Sauf que en theorie il sont pas cense pouvoir choisir d’en sortir..mais comme ils sont riches, on leur donne tous les droits de peur de…quoi ?….
De peur, par exemple, qu’ils se mettent à leur compte, installent leur boîte au Luxembourg et travaillent en France comme freelance (tout en occupant toujours le même poste).
C’est ce qui arrive déjà de plus en plus chez les freelance en informatique : en France, les indépendants sont obligés de cotiser à un système de retraire absolument honteux, qui coûte une blinde et verse des retraites très faibles par rapport aux cotisations. Les personnes qui se mettent à leur compte, même les moins enclines à l’optimisation fiscale, ont de plus en plus tendance à se domicilier au Luxembourg pour ne pas cotiser au système français, mais à une retraite privée par capitalisation qui leur offrira une retraite décente à cotisations égales.

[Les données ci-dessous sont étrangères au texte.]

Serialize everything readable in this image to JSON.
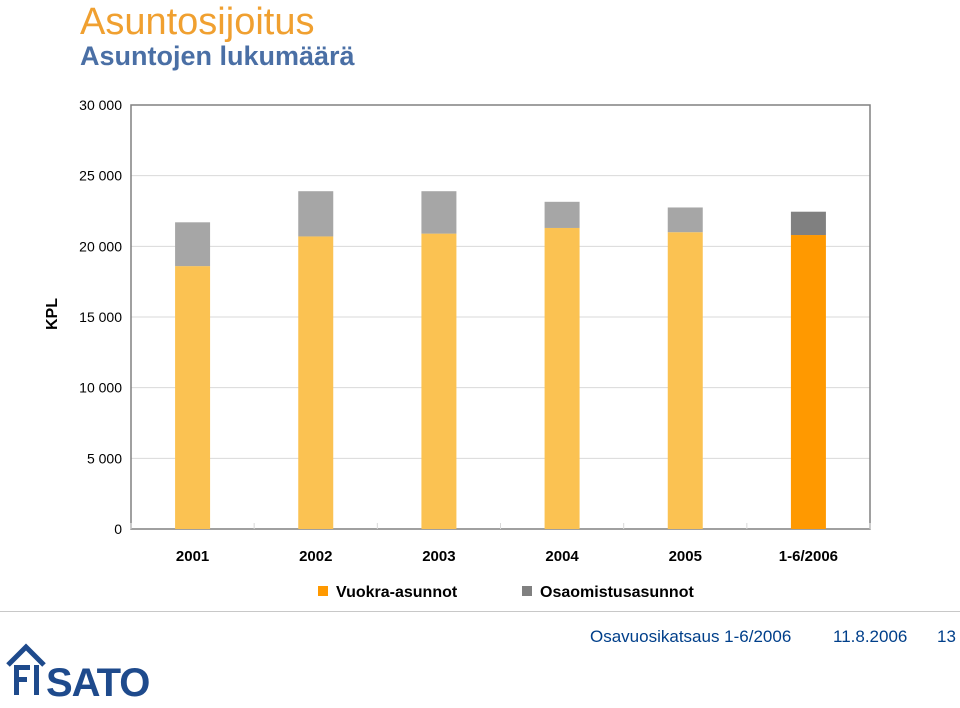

Le système social français n’a jamais été une façon de prendre aux riches pour donner aux pauvres, le principe a toujours été “chacun participe selon ses moyens, chacun reçoit selon ses besoins”. La réalité est qu’un cadre qui gagne 6000€ par mois ne peut pas vivre avec 1500€ de chômage ; comme tout le monde il a en général au moins 50% de son salaire qui part en frais fixes (et encore heureux d’ailleurs, sinon ça voudrait dire qu’il épargne 75% de son salaire et participe donc à la crise actuelle en ne consommant pas assez).
Donc si l’indemnisation du chômage des cadres est réduit au-delà du niveau actuel, ce n’est plus une assurance valable (à quoi bon cotiser si on est de toutes façons obliger de rapidement vendre sa maison si on perd son emploi ?). Autant ne pas avoir d’assurance, ou cotiser à une autre ; comme heureusement la France n’est pas encore Cuba c’est tout à fait possible, quitte à partir si nécessaire.
Il faut bien voir que ces “riches qui ont tous les droits” et qui gagnent un salaire de 5000€ brut/mois, ils ont surtout le droit de faire des boulots très productifs qui font de la France un pays riche, de toucher un salaire très inférieur à ce qui se pratique à l’étranger (un ingé français gagne moins qu’un technicien canadien) et de payer beaucoup d’impôts pour maintenir le système à flots. Contrairement à ce que vous croyez, les personnes fortunées qui réussissent à échapper à l’impôt ne touchent généralement pas de salaire, et leur revenu comporte deux zéros de plus…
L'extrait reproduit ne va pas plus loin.